Sezon içerisinde bazı hatalar yaptığını da kabul eden Beşiktaş Teknik Direktörü Slaven Bilic, "Oyuncu değişikliklerinde ve stratejik anlamda yanlışlarım tabii ki oldu. Bizler de insanız ve hata yapabiliriz ama koca bir sezon içerisinde neler yaşayacağınızı önceden kestiremiyorsunuz. Mesela Eneramo konusunun ele alalım. Almeida'nın ayrılması söz konusu olduğunda takıma katıldı. Ufak da olsa bir operasyon geçirdi ve tam bu sırada yabancı kuralı değiştirildi. O anda Ramon Motta'yı takıma monte etmek zorunda kaldık. Eneramo'ya takım içerisinde yer açmaya çalıştım ama olmadı. Kendisi de haklı olarak kiralık gitmeyi kabul etti" diye konuştu.
"Galatasaray ile en az gol yiyen takım olduk"
Geçen seneye oranla takımda bir çok şeyin değiştiğini aktaran tecrübeli teknik adam, özellikle savunmada gösterdikleri performansa atıfta bulunarak, "Geçtiğimiz yıl 49 gol yemiş bir Beşiktaş vardı ama bu sene Galatasaray ile en az gol yiyen takım olduk, hem de savunmaya dayalı bir futbol oynamadan. Sezon içerisindeki en büyük eksiğimiz, maçı çevirecek hamleler yapamayışımızdı" ifadelerini kullandı.
Siyah-beyazlı takımın renklerine bağlamak için uzun süre uğraş verdiği fakat son anda ezeli rakip Fenerbahçe'den yana tercih kullandığı belirtilen Diego Ribas hakkında da konuşan Bilic, Brezilyalı futbolcunun çok değerli bir isim olduğunu belirterek, "Kendisi transfer listemizdeydi. Başkan ve yönetim kurulu, bu transferi yapabilmek için gerekli tüm fedakarlıkları yaptı ama oyuncu aksi yönde bir tercih kullandı" değerlendirmesini yaptı.

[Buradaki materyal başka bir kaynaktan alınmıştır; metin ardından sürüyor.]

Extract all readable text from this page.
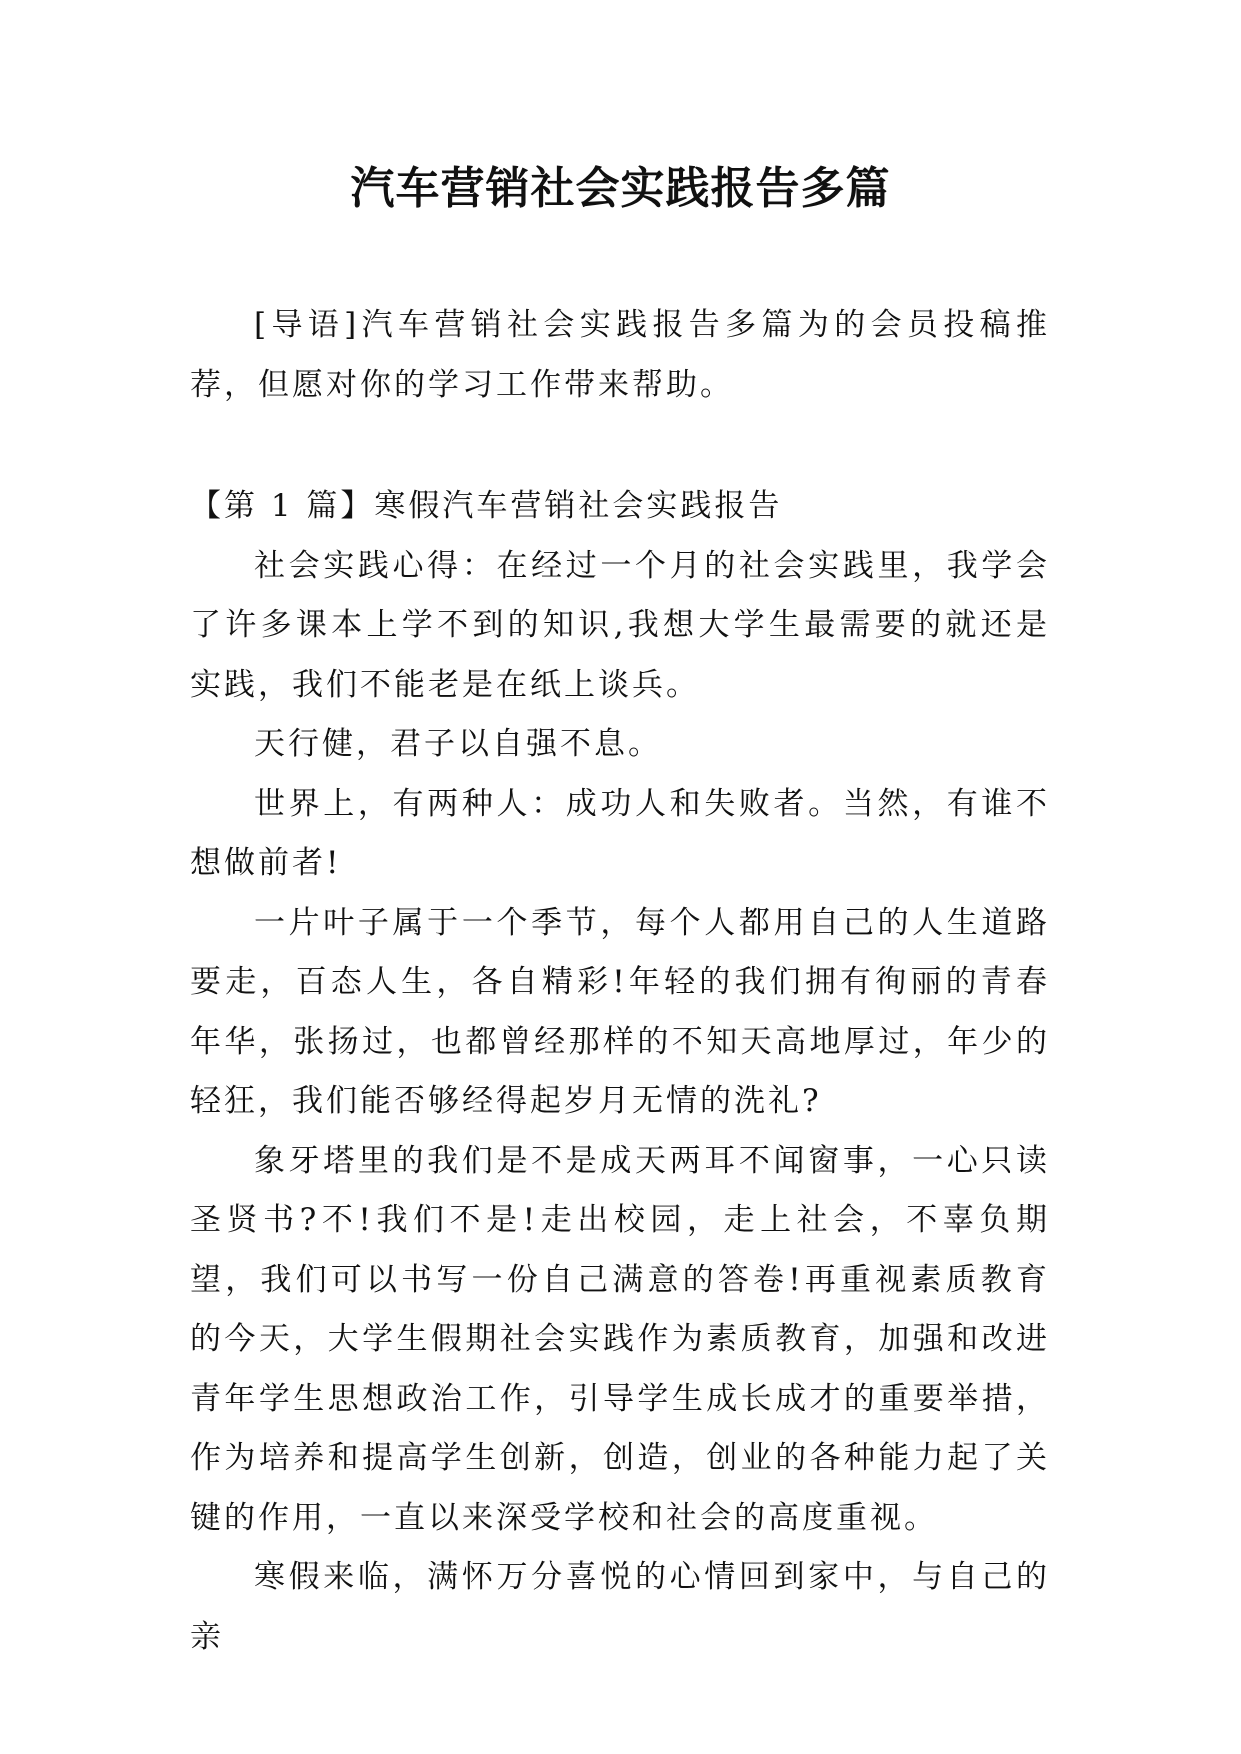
汽车营销社会实践报告多篇

[导语]汽车营销社会实践报告多篇为的会员投稿推荐，但愿对你的学习工作带来帮助。

【第 1 篇】寒假汽车营销社会实践报告

社会实践心得：在经过一个月的社会实践里，我学会了许多课本上学不到的知识,我想大学生最需要的就还是实践，我们不能老是在纸上谈兵。

天行健，君子以自强不息。

世界上，有两种人：成功人和失败者。当然，有谁不想做前者!

一片叶子属于一个季节，每个人都用自己的人生道路要走，百态人生，各自精彩!年轻的我们拥有徇丽的青春年华，张扬过，也都曾经那样的不知天高地厚过，年少的轻狂，我们能否够经得起岁月无情的洗礼?

象牙塔里的我们是不是成天两耳不闻窗事，一心只读圣贤书?不!我们不是!走出校园，走上社会，不辜负期望，我们可以书写一份自己满意的答卷!再重视素质教育的今天，大学生假期社会实践作为素质教育，加强和改进青年学生思想政治工作，引导学生成长成才的重要举措，作为培养和提高学生创新，创造，创业的各种能力起了关键的作用，一直以来深受学校和社会的高度重视。

寒假来临，满怀万分喜悦的心情回到家中，与自己的亲
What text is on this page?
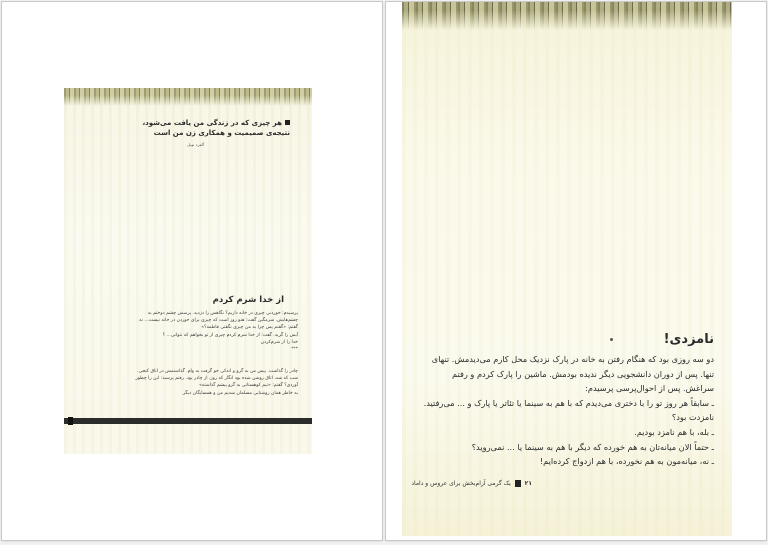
هر چیزی که در زندگی من یافت می‌شود، نتیجه‌ی صمیمیت و همکاری زن من است
آلفرد نوبل
از خدا شرم کردم

پرسیدم: خوردنی چیزی در خانه داریم؟ نگاهش را دزدید. پرسش چشم دوختم به

چشم‌هایش. شرمگین گفت: هنو روز است که چیزی برای خوردن در خانه نیست... نه

گفتم: «گفتم پس چرا به من چیزی نگفتی فاطمه؟»

آیش را گزید. گفت: از خدا شرم کردم چیزی از تو بخواهم که نتوانی... ؟

خدا را از شرم‌کردن

***

چادر را گذاشت. پیش من به گرو و اندکی جو گرفت به وام. گذاشتمش در اتاق کنجی.

شب که شد، اتاق روشن شده بود انگار که روز. از چادر بود. رفتم پرسید: این را چطور

آوردی؟ گفتم: «تیم کوهستانی به گرو پیشم گذاشته»

به خاطر همان روشنایی مسلمان شدیم من و همسایگان دیگر

نامزدی!

دو سه روزی بود که هنگام رفتن به خانه در پارک نزدیک محل کارم می‌دیدمش. تنهای

تنها. پس از دوران دانشجویی دیگر ندیده بودمش. ماشین را پارک کردم و رفتم

سراغش. پس از احوال‌پرسی پرسیدم:

ـ سابقاً هر روز تو را با دختری می‌دیدم که با هم به سینما یا تئاتر یا پارک و ... می‌رفتید.

نامزدت بود؟

ـ بله، با هم نامزد بودیم.

ـ حتماً الان میانه‌تان به هم خورده که دیگر با هم به سینما یا ... نمی‌روید؟

ـ نه، میانه‌مون به هم نخورده، با هم ازدواج کرده‌ایم!

۲۱ یک گرمی آرام‌بخش برای عروس و داماد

İbrahim Toraman ve Sezer Öztürk konusu
Son olarak, kavga etmeleri nedeniyle kadro dışı bırakılan oyuncular Sezer Öztürk ve İbrahim Toraman'ın takımdaki geleceği hakkında ipuçları veren Hırvat teknik direktör, her iki futbolcunun da çekmeleri gereken cezayı tamamladıklarını kaydederek, sözlerini şöyle tamamladı:
"Böyle bir ceza almaları gerekiyordu, aldılar ve gerekli bedeli ödediler. Bu saatten sonra oyunculuk kaliteleriyle bize katkı yapıp yapamayacaklarına bakacağız. Onlara da herkesle eşit muamele yaptık, bir fark gözetmedik. Kulübün disiplin talimatı çok sert. Oyuncular serbest zamanlarında ne yapacağı konusunda dikkatli olacak. Yalnızca Sezer ve İbrahim değil, Gökhan Töre de talihsiz bir olay yaşadı. Bu sezon olan olayların seneye tekrarlanmayacağı garantisini verebilirim. Şanssız olaylara karışan futbolcularımızın yaşı daha çok genç ama abartıya da kaçmamak lazım. Beşiktaş'ın başına her hafta bir olay gelmedi, algıyı doğru yönlendirmeliyiz."